Current knowledge about mental health, physical health, and healthcare experiences among adults with ASD is also limited. Co-occurring psychiatric conditions (i.e., two or more mental health diagnoses co-occurring in an individual), known to be high among children and adolescents with ASD, remains challenging in adulthood. Most children with ASD who have other psychiatric disorders continue to have at least one co-occurring diagnosis in adolescence and early adulthood.33 More than half of adults with ASD have at least one additional psychiatric disorder, a rate that is considerably higher than in the general population.34 Difficulties with mood and anxiety appear to be most problematic,35,36,37 and failing to address these mental health symptoms adequately can lead to poor outcomes.
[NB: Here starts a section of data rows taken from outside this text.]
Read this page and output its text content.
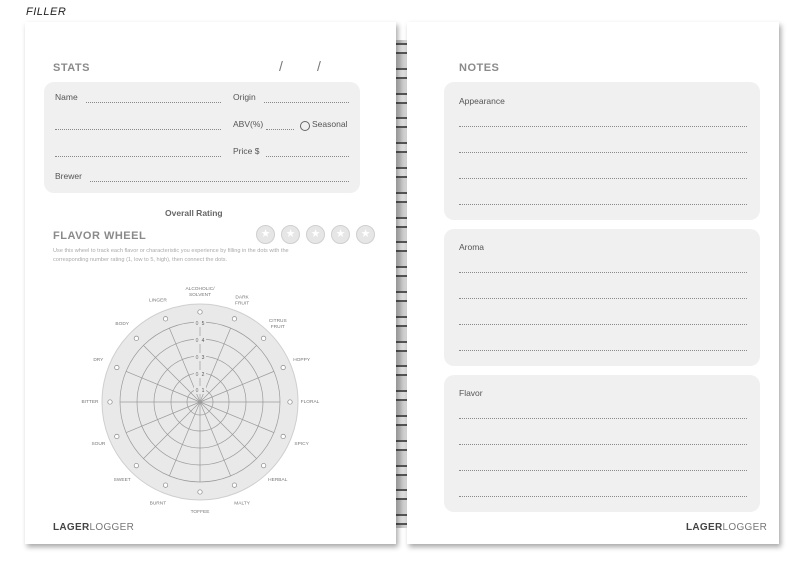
FILLER
STATS	/ /
Name	Origin
ABV(%)	Seasonal
Price $
Brewer
Overall Rating
★	★	★	★	★
FLAVOR WHEEL
Use this wheel to track each flavor or characteristic you experience by filling in the dots with the
corresponding number rating (1, low to 5, high), then connect the dots.
ALCOHOLIC/ SOLVENT	DARK FRUIT
CITRUS FRUIT
HOPPY
FLORAL
SPICY
HERBAL
MALTY
TOFFEE
BURNT
SWEET
SOUR
BITTER
DRY
BODY
LINGER
0 1
0 2
0 3
0 4
0 5
LAGERLOGGER
NOTES
Appearance
Aroma
Flavor
LAGERLOGGER
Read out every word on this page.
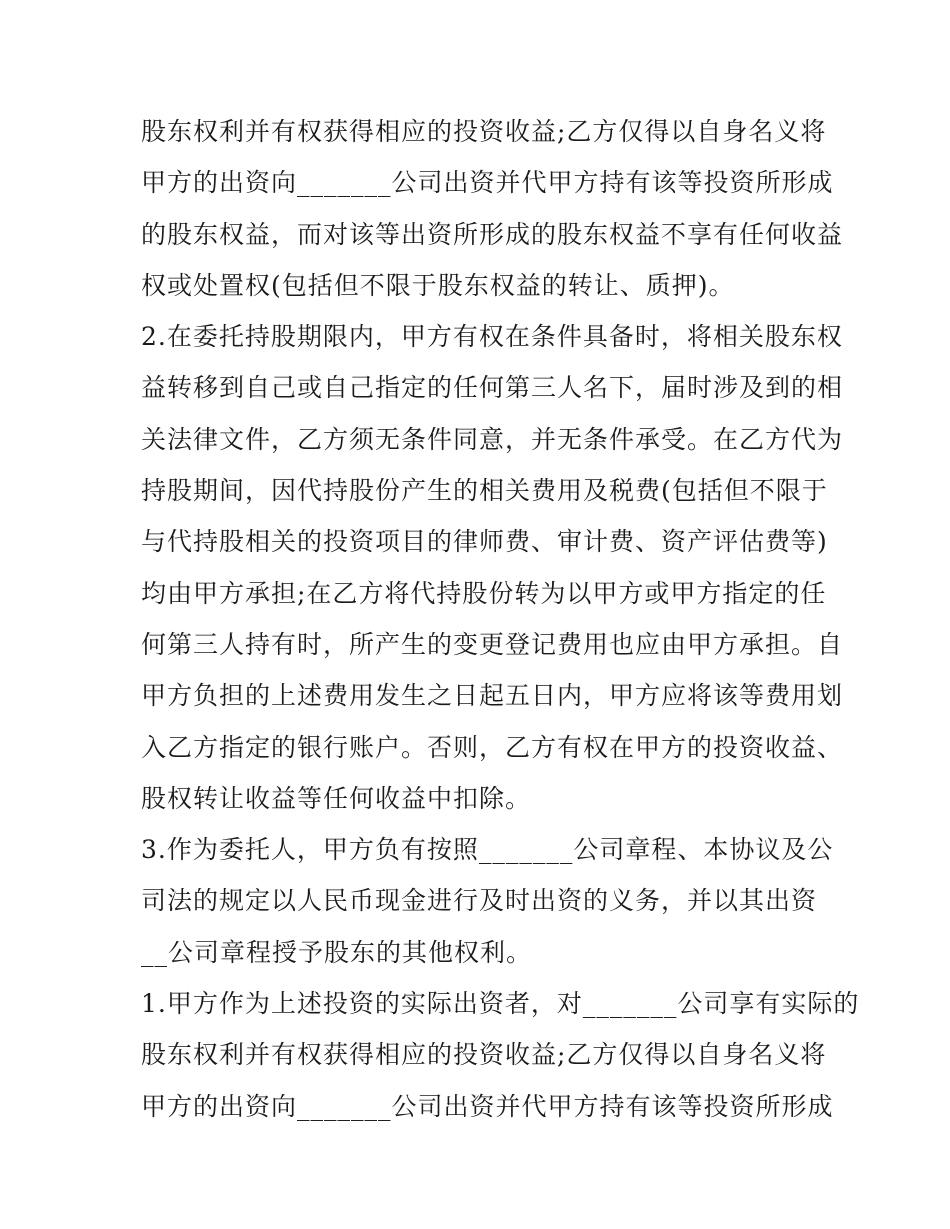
股东权利并有权获得相应的投资收益;乙方仅得以自身名义将
甲方的出资向_______公司出资并代甲方持有该等投资所形成
的股东权益，而对该等出资所形成的股东权益不享有任何收益
权或处置权(包括但不限于股东权益的转让、质押)。
2.在委托持股期限内，甲方有权在条件具备时，将相关股东权
益转移到自己或自己指定的任何第三人名下，届时涉及到的相
关法律文件，乙方须无条件同意，并无条件承受。在乙方代为
持股期间，因代持股份产生的相关费用及税费(包括但不限于
与代持股相关的投资项目的律师费、审计费、资产评估费等)
均由甲方承担;在乙方将代持股份转为以甲方或甲方指定的任
何第三人持有时，所产生的变更登记费用也应由甲方承担。自
甲方负担的上述费用发生之日起五日内，甲方应将该等费用划
入乙方指定的银行账户。否则，乙方有权在甲方的投资收益、
股权转让收益等任何收益中扣除。
3.作为委托人，甲方负有按照_______公司章程、本协议及公
司法的规定以人民币现金进行及时出资的义务，并以其出资
__公司章程授予股东的其他权利。
1.甲方作为上述投资的实际出资者，对_______公司享有实际的
股东权利并有权获得相应的投资收益;乙方仅得以自身名义将
甲方的出资向_______公司出资并代甲方持有该等投资所形成
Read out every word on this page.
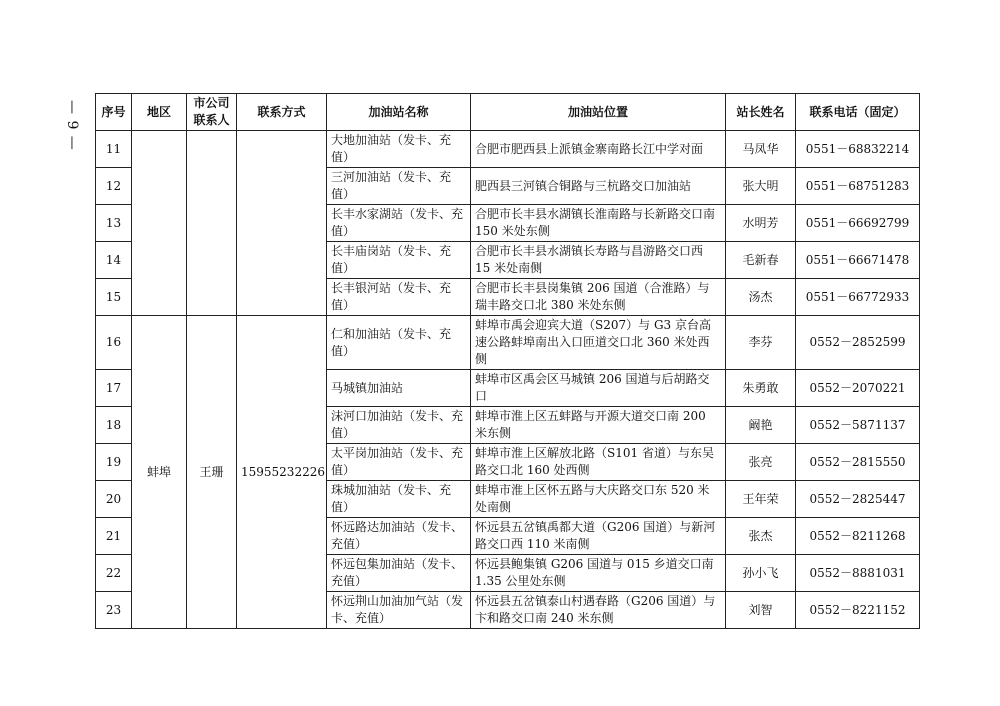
— 9 —	序号	地区	市公司联系人	联系方式	加油站名称	加油站位置	站长姓名	联系电话（固定）
11				大地加油站（发卡、充值）	合肥市肥西县上派镇金寨南路长江中学对面	马凤华	0551－68832214
12				三河加油站（发卡、充值）	肥西县三河镇合铜路与三杭路交口加油站	张大明	0551－68751283
13				长丰水家湖站（发卡、充值）	合肥市长丰县水湖镇长淮南路与长新路交口南 150 米处东侧	水明芳	0551－66692799
14				长丰庙岗站（发卡、充值）	合肥市长丰县水湖镇长寿路与昌游路交口西 15 米处南侧	毛新春	0551－66671478
15				长丰银河站（发卡、充值）	合肥市长丰县岗集镇 206 国道（合淮路）与瑞丰路交口北 380 米处东侧	汤杰	0551－66772933
16	蚌埠	王珊	15955232226	仁和加油站（发卡、充值）	蚌埠市禹会迎宾大道（S207）与 G3 京台高速公路蚌埠南出入口匝道交口北 360 米处西侧	李芬	0552－2852599
17				马城镇加油站	蚌埠市区禹会区马城镇 206 国道与后胡路交口	朱勇敢	0552－2070221
18				沫河口加油站（发卡、充值）	蚌埠市淮上区五蚌路与开源大道交口南 200 米东侧	阚艳	0552－5871137
19				太平岗加油站（发卡、充值）	蚌埠市淮上区解放北路（S101 省道）与东吴路交口北 160 处西侧	张亮	0552－2815550
20				珠城加油站（发卡、充值）	蚌埠市淮上区怀五路与大庆路交口东 520 米处南侧	王年荣	0552－2825447
21				怀远路达加油站（发卡、充值）	怀远县五岔镇禹都大道（G206 国道）与新河路交口西 110 米南侧	张杰	0552－8211268
22				怀远包集加油站（发卡、充值）	怀远县鲍集镇 G206 国道与 015 乡道交口南 1.35 公里处东侧	孙小飞	0552－8881031
23				怀远荆山加油加气站（发卡、充值）	怀远县五岔镇泰山村遇春路（G206 国道）与卞和路交口南 240 米东侧	刘智	0552－8221152
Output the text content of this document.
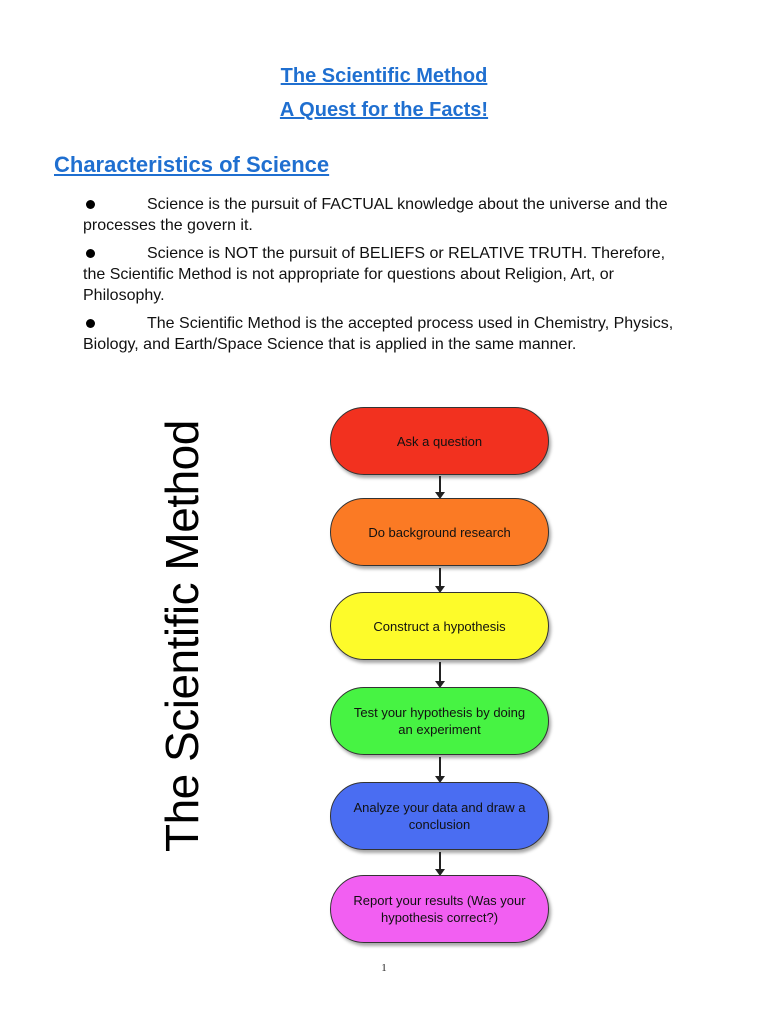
The Scientific Method
A Quest for the Facts!
Characteristics of Science
Science is the pursuit of FACTUAL knowledge about the universe and the processes the govern it.
Science is NOT the pursuit of BELIEFS or RELATIVE TRUTH. Therefore, the Scientific Method is not appropriate for questions about Religion, Art, or Philosophy.
The Scientific Method is the accepted process used in Chemistry, Physics, Biology, and Earth/Space Science that is applied in the same manner.
The Scientific Method	Ask a question
Do background research
Construct a hypothesis
Test your hypothesis by doing an experiment
Analyze your data and draw a conclusion
Report your results (Was your hypothesis correct?)
1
For example, individuals with ASD with higher levels of anxiety and depressive symptoms are more likely to experience difficulties in adaptive functioning.38 Even more sobering, recent research has indicated the rate of suicidality is estimated to be nine times higher among adults with ASD than in the general population.39 Outside of person-level factors such as gender, verbal ability, and ASD severity,33,35 little is known about the full range of factors related to stability or emergence of co-occurring psychopathology among these adults.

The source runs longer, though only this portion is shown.